China criticises Taiwan over telephone fraud case
China has criticised Taiwan for releasing 20 people suspected of being involved in a telephone fraud case linked to mainland China.
They were part of a group of Taiwanese nationals arrested in Malaysia and deported to Taiwan.
China said it wanted to prosecute them, but Taiwanese officials said there was insufficient evidence.
Taiwan has protested after Kenya deported to China 45 Taiwanese nationals accused of the same crime.
The latest case began in Malaysia, which last month arrested 119 people suspected of being involved in a number of telephone scams. Just over half the suspects were from China, and more than 50 were from Taiwan.
China's Xinhua state news agency said the fraudsters pretended to be law enforcement officers in order to extort money from their victims, many of them from mainland China.
China wanted them returned, saying its people had been defrauded. Taiwan said they were its citizens and so should be sent home.
A batch of 20 Taiwanese suspects were eventually sent to Taiwan - and immediately released.
The Taiwanese authorities said there was not enough evidence to prosecute, although they said they had asked China to provide information.
Beijing reacted angrily.
"By releasing the suspects, [the] Taiwan authorities disregarded many victims' interests and harmed them a second time," a spokesman for the Taiwan Affairs Office - China's Taiwan policy body - was quoted by Xinhua as saying.
He said Taiwan should seriously pursue wrongdoers.

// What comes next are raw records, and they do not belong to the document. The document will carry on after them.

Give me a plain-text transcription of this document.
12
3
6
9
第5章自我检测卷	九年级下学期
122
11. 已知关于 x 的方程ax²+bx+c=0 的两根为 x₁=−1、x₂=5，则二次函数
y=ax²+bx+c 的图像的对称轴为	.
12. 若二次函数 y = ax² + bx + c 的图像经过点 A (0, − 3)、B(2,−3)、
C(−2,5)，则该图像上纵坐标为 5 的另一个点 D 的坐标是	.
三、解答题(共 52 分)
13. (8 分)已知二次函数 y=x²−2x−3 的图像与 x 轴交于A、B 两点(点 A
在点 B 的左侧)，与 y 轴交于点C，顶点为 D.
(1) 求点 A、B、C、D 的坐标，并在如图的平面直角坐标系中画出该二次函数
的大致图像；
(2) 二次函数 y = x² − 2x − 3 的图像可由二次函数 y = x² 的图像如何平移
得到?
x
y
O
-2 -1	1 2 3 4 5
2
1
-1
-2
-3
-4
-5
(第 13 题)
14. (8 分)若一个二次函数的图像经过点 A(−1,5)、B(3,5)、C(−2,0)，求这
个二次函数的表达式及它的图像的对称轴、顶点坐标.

About 30 Taiwanese suspects involved in this case are still in Malaysia awaiting a decision on where they should be deported to.
Chinese authorities have said they have jurisdiction over the group of Taiwanese who were deported from Kenya.
State council and security officials said the Taiwanese were part of a telecoms fraud ring who cost mainland victims billions of yuan.
Taiwan said they were forced on board a plane by Kenyan police wielding rifles and tear gas.
It said the deportation amounted to "extrajudicial abduction" and called for the group's release.
But China has said some of these suspects have already admitted what they have done.
China also praised Kenya for supporting its "one-China policy".
Beijing views Taiwan - self-ruling since 1950 - as a breakaway region that must be reunited with the mainland.
It insists that other countries cannot recognise both China and Taiwan, with the result that Taiwan has formal diplomatic ties with only a few countries. Taiwan does not have formal diplomatic relations with Kenya or Malaysia.